Again, pretty close match. As you can see, the majority of the XSPF elements have a direct equivalent on the RSS side. Certainly, the most important elements (playlist title, list of tracks, track location) have a direct equivalent. For the remaining XSPF elements that have no RSS equivalent, you could easily extend RSS to support those elements. In fact, you can easily encode the sample playlists from the XSPF spec in RSS without any extensions whatsoever:

<rss version="2.0">
  <channel>
    <title>My Playlist</title>
    <link>http://devhawk.net/playlists/myplaylist</link>
    <description>Here's my playlist</description>
    <item>
        <enclosure length="..." type="audio/mpeg" url="http://example.com/song_1.mp3"/>
    </item>
    <item>
        <enclosure length="..." type="audio/mpeg" url="http://example.com/song_2.mp3"/>
    </item>
    <item>
        <enclosure length="..." type="audio/mpeg" url=http://example.com/song_3.mp3/>
    </item>
  </channel>
</rss>

So you may be wondering why I’m taken so much time on this topic. Frankly, I don’t really care one way or the other about XPSF. As I wrote in my last post, I’m just trying to understand this space better. The reason this specific example interests me is because it is so obviously a duplication of effort with little discernable upside. And furthermore it’s being touted by Marc Canter who I know is all about open standards. Why is the XSPF open standard better than the RSS open standard? Or Atom for that matter? Atom’s creators explicitly describe Atom’s syndication format as “an XML-based Web content and metadata syndication format”. How is XSPF different from that, other than narrowing the scope down to multimedia content and metadata? What’s the value of the narrow scope specification when the wider scope specification is so widely adopted?

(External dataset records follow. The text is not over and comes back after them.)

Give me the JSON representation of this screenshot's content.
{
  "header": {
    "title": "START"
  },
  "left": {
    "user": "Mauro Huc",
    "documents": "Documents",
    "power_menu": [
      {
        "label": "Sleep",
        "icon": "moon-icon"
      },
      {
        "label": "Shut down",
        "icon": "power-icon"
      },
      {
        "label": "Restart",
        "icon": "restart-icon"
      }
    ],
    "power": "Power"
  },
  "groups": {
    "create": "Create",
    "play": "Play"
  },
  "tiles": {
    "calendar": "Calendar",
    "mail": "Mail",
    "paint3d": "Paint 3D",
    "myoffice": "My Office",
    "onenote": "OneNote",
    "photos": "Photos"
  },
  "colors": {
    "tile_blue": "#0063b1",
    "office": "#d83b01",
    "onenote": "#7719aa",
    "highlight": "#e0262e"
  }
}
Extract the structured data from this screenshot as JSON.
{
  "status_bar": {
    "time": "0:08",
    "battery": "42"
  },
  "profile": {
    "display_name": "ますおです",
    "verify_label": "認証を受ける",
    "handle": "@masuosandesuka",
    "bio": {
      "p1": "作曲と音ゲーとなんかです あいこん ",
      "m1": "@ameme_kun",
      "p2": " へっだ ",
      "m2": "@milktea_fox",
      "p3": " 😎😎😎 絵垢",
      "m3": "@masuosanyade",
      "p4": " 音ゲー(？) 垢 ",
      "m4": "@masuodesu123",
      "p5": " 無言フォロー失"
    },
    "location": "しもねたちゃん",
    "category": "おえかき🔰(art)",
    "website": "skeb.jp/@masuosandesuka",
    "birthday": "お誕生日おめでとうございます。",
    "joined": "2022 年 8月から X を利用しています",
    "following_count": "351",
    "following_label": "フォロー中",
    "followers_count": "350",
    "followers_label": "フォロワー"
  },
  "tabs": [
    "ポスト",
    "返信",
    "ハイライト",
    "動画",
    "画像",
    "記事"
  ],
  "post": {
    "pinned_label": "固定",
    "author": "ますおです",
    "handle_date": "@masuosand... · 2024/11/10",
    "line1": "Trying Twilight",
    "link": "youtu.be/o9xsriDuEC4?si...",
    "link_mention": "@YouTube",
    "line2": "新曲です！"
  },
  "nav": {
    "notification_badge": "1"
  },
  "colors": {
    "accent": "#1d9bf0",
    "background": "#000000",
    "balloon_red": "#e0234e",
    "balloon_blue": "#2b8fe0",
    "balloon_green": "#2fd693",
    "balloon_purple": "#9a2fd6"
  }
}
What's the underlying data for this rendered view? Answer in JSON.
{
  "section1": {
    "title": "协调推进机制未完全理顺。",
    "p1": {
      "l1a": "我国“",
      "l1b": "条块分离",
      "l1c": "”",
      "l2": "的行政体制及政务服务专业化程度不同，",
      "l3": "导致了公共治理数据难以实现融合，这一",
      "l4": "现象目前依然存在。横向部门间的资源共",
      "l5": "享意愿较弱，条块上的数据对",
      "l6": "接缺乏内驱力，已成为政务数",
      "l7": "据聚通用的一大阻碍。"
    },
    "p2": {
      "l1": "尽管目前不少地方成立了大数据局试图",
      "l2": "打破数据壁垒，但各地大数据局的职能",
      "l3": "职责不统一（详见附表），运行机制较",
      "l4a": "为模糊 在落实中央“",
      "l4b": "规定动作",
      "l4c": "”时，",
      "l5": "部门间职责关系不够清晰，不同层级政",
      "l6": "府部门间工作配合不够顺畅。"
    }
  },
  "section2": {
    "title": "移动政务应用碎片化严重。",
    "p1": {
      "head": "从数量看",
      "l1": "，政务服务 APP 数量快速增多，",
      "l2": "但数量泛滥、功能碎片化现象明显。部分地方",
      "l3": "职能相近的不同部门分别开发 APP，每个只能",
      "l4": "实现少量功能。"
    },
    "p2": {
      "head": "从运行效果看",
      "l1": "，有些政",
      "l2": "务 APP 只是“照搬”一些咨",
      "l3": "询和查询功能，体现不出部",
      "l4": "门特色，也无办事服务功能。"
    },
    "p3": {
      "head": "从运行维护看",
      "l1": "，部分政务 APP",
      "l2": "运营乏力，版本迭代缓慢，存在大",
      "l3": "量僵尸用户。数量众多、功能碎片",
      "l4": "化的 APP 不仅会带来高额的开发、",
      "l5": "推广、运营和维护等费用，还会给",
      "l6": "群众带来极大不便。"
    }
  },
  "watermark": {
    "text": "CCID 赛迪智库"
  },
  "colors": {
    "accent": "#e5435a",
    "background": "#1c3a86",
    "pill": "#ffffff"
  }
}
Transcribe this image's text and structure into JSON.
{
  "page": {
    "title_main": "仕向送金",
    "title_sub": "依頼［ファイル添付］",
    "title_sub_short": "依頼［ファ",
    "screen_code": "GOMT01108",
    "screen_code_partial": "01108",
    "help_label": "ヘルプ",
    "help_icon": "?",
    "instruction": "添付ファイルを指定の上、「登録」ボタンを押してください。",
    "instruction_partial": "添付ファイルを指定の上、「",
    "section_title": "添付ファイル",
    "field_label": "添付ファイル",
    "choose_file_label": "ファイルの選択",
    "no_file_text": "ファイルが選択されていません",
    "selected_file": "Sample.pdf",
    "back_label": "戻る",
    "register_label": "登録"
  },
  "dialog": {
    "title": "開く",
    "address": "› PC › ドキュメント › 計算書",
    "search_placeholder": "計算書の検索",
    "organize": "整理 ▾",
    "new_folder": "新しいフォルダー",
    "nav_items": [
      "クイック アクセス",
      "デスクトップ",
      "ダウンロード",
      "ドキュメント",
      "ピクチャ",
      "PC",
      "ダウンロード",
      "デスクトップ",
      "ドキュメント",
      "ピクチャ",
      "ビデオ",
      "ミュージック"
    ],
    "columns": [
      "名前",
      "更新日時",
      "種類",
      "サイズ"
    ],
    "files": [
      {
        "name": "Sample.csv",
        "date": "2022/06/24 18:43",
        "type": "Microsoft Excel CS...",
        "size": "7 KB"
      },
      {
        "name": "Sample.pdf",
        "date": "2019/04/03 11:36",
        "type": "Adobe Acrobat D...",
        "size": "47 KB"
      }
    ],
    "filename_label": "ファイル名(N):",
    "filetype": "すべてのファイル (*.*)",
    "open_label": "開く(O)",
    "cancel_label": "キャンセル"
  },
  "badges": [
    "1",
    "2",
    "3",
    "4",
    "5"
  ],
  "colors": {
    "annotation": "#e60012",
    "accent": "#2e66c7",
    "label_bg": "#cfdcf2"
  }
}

As you might guess, my opinion is that the narrow scope specification has no value. I assume that’s why Lucas responded so negatively. But the root issue doesn’t go away. XSPF and RSS both describe lists of stuff. XSPF is specific to lists of media while RSS is typically used for lists of weblog entries but can be used for lists of anything – including media. What’s a podcast feed but an RSS encoded playlist?

The problem is that by introduced yet another syntax for basically the same semantics, XSPF can’t take advantage of the existing tools and platforms around RSS. And I’m not just talking about the Windows Feed API, I’m talking about every implementation of RSS on every website and in every news reader or podcatcher around. Why wouldn’t you want to ride that wave?